Sur les demandes accessoires
Compte tenu de l’issue du litige, Monsieur [K] [D] [I] sera condamné aux entiers dépens.
Il convient de condamner Monsieur [K] [D] [I] à payer la somme de 300€ à la société BNP PARIBAS PERSONAL FINANCE sur le fondement de l’article 700 du code de procédure civile.

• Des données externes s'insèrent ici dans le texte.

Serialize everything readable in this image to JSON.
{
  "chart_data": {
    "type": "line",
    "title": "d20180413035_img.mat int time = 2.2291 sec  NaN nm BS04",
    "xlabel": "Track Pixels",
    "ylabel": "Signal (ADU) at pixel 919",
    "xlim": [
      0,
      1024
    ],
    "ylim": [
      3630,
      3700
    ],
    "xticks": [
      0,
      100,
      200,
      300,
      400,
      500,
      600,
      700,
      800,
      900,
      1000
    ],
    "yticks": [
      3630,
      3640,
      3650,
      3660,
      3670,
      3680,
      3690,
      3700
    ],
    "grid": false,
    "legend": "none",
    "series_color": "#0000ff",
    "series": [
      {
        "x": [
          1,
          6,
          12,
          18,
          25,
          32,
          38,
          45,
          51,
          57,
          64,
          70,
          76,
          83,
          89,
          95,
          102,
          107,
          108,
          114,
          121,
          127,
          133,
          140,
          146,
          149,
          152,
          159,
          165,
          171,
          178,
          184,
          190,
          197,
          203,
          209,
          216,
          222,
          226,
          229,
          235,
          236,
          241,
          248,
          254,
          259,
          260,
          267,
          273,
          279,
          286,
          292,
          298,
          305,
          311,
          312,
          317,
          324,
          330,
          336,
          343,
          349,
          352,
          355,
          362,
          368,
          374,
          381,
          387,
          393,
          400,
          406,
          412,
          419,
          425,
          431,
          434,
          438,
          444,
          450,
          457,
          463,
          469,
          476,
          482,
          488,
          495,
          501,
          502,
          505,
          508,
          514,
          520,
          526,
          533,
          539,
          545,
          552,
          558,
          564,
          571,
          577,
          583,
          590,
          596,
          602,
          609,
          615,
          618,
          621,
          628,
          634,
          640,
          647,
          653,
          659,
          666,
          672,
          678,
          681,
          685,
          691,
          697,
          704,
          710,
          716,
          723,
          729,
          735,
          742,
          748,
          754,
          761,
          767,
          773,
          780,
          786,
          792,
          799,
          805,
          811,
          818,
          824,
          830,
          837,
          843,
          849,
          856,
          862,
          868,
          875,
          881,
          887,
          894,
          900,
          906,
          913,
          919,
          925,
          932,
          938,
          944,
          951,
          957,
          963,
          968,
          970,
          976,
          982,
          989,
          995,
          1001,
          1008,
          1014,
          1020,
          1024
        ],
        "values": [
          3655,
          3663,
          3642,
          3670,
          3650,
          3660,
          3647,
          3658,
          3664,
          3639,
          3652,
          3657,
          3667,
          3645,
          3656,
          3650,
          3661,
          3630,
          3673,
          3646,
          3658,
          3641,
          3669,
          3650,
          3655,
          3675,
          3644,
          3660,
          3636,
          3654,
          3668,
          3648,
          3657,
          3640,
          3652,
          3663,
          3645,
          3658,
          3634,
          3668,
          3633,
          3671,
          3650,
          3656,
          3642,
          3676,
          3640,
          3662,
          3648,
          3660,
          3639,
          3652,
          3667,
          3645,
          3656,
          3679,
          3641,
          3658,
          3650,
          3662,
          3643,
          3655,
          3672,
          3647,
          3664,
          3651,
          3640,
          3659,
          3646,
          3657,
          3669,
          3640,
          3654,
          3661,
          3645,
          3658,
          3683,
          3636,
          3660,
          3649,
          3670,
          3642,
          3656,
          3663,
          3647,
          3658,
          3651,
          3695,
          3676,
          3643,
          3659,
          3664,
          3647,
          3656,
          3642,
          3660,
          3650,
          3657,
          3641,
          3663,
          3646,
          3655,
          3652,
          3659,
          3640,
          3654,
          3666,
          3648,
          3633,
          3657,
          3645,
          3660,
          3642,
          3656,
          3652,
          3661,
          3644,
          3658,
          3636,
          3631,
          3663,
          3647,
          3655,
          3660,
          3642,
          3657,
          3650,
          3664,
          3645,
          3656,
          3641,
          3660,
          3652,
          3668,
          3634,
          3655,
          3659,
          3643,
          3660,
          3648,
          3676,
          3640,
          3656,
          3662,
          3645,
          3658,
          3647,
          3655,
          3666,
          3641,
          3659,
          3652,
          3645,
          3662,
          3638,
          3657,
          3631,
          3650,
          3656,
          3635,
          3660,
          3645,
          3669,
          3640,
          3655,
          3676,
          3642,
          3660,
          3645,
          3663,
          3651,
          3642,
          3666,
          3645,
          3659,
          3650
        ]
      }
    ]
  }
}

Aucune circonstance ne justifie d’écarter l’exécution provisoire de la présente décision qui est de droit.
PAR CES MOTIFS,
La juge des contentieux de la protection statuant par jugement mis à disposition au greffe, réputé contradictoire et rendu en premier ressort,
DECLARE la société BNP PARIBAS PERSONAL FINANCE, prise en la personne de son représentant légal, recevable en son action en paiement à l’encontre de Monsieur [K] [W],
CONSTATE l’acquisition de la déchéance du terme du contrat de crédit souscrit le 27 février 2020,
CONDAMNE Monsieur [K] [D] [I] à payer à la société BNP PARIBAS PERSONAL FINANCE la somme de 10.594,64 € avec intérêts au taux contractuel de 5,55 % à compter de la mise en demeure du 11 octobre 2022 au titre du solde du crédit du 27 février 2020,
REJETTE la demande de capitalisation des intérêts,
ORDONNE à Monsieur [K] [D] [I] de restituer à la société BNP PARIBAS PERSONAL FINANCE le véhicule de marque FORD, modèle FIESTA 1.0 ECOBOOST 100 CH S_S BVM6 TITANIUM immatriculé FM494AL dans un délai de deux mois à compter de la signification de la présente décision,
RAPPELLE qu’à défaut de restitution volontaire dans ce délai, l’appréhension du véhicule par la société BNP PARIBAS PERSONAL FINANCE pourra s’effectuer dans les conditions des articles L.222-1, L.223-2, et R.222-1 et suivants du code des procédures civiles d’exécution,
RAPPELLE que la valeur du véhicule repris viendra en déduction de la somme due par Monsieur [K] [D] [I] aux termes de la présente décision,
DIT qu’en cas d’appréhension du véhicule, ce solde après déduction ne sera pleinement exigible que sur production préalable auprès de la débitrice :
— soit d’un justificatif du prix effectivement perçu à la suite de la vente du véhicule,
— soit d’une expertise justifiant de l’évaluation objective de la valeur de ce même véhicule à la date du présent jugement,
CONDAMNE Monsieur [K] [W] à payer à la société BNP PARIBAS PERSONAL FINANCE la somme de 300 euros au titre de l’article 700 du code de procédure civile,
CONDAMNE Monsieur [K] [D] [I] aux entiers dépens de l’instance,
RAPPELLE que l’exécution provisoire de la présente décision est de droit,
Ainsi jugé et prononcé les jour, mois et an ci-dessus indiqués.